Ed ancora, nella tradizione Pugliese, avente origine forse proprio in età tardo-
medievale, il ballo noto come “Pizzica”, a volte rinominata, non a caso, “Pizzica di
San Vito”, a richiamare il celebre santuario di San Vito dei Normanni, sarebbe una
cura per il morso della tarantola, che secondo voce popolare era in grado di causare
spasmi irrefrenabili.
L’origine di tali “pesti danzanti”, sarebbe forse uno stress collettivo, forse dovuto a
frequenti epidemie virali nella zona, o magari al dilagare della fame e della povertà.

Non è quindi da escludere che una certa situazione psicologica diffusa, abbinata
forse ad una altrettanto diffusa malnutrizione, possa aver costituito la miscela
esplosiva che ha portato al verificarsi degli eventi narrati.
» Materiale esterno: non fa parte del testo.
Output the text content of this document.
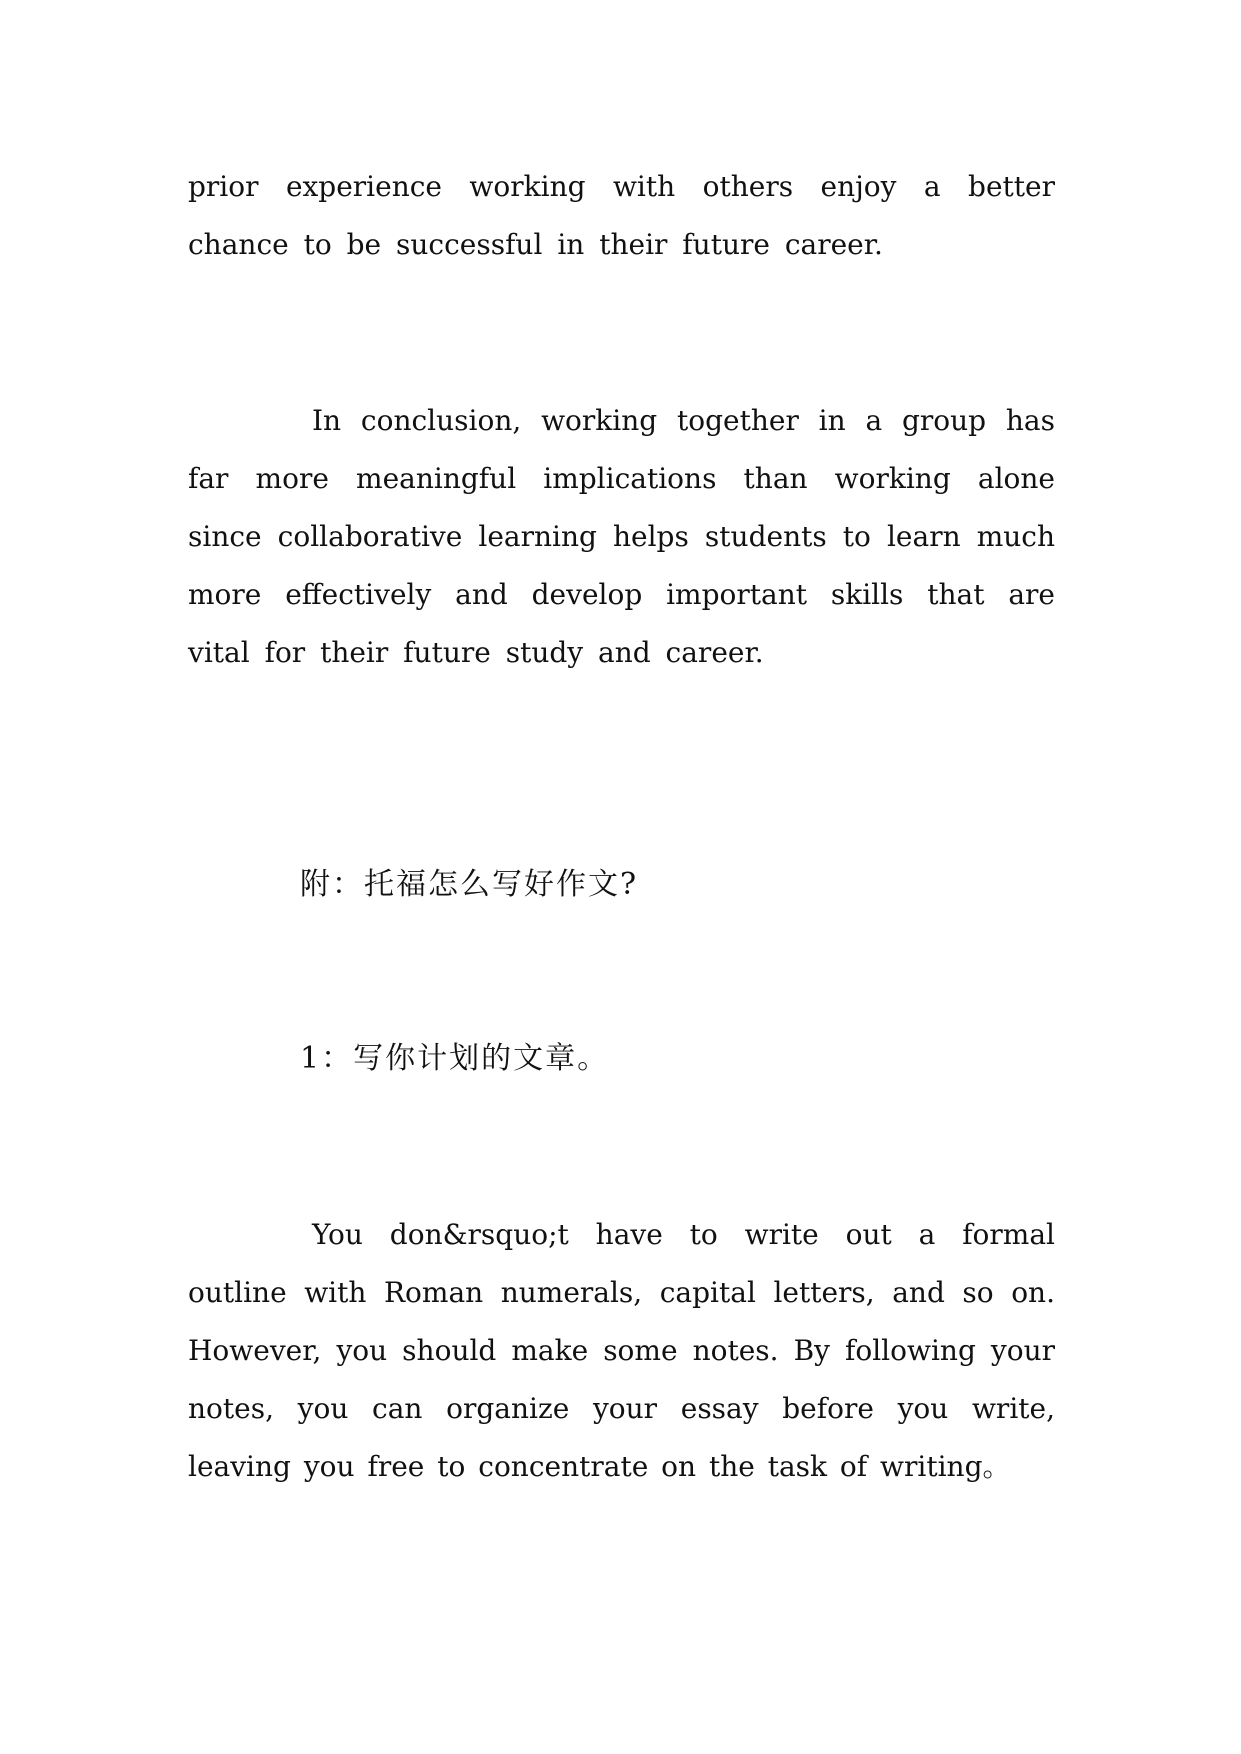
prior experience working with others enjoy a better chance to be successful in their future career.

In conclusion, working together in a group has far more meaningful implications than working alone since collaborative learning helps students to learn much more effectively and develop important skills that are vital for their future study and career.

附：托福怎么写好作文?

1：写你计划的文章。

You don&rsquo;t have to write out a formal outline with Roman numerals, capital letters, and so on. However, you should make some notes. By following your notes, you can organize your essay before you write, leaving you free to concentrate on the task of writing。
È possibile che l’episodio della piaga del ballo di Strasburgo abbia fornito fonte di
ispirazione per varie fiabe: una di esse, Scarpette Rosse, è dello scrittore Hans
Christian Andersen, e come ogni fiaba di quel periodo che si rispetti, contiene
numerosi avvenimenti degni dei più spaventosi film dell’orrore: parla di una giovane
ragazza colpita da una maledizione che le imponeva di ballare ininterrottamente. Ad
un certo punto della storia, alla ragazza vengono pure mozzate le gambe, le quali
continuano a danzare per conto proprio.
Meno esplicita, ma non meno inquietante, per i suoi risvolti, è Le scarpe logorate dal
ballo, indicata anche con altri titoli analoghi, e narrata dai fratelli Grimm: alcune
principesse vengono attirate ogni notte in un palazzo sotterraneo in cui, sotto
l’effetto di un incantesimo, sono costrette a ballare fino a tarda ora con dei principi,
forse spiriti malvagi che vogliono trattenerle per sempre con sé.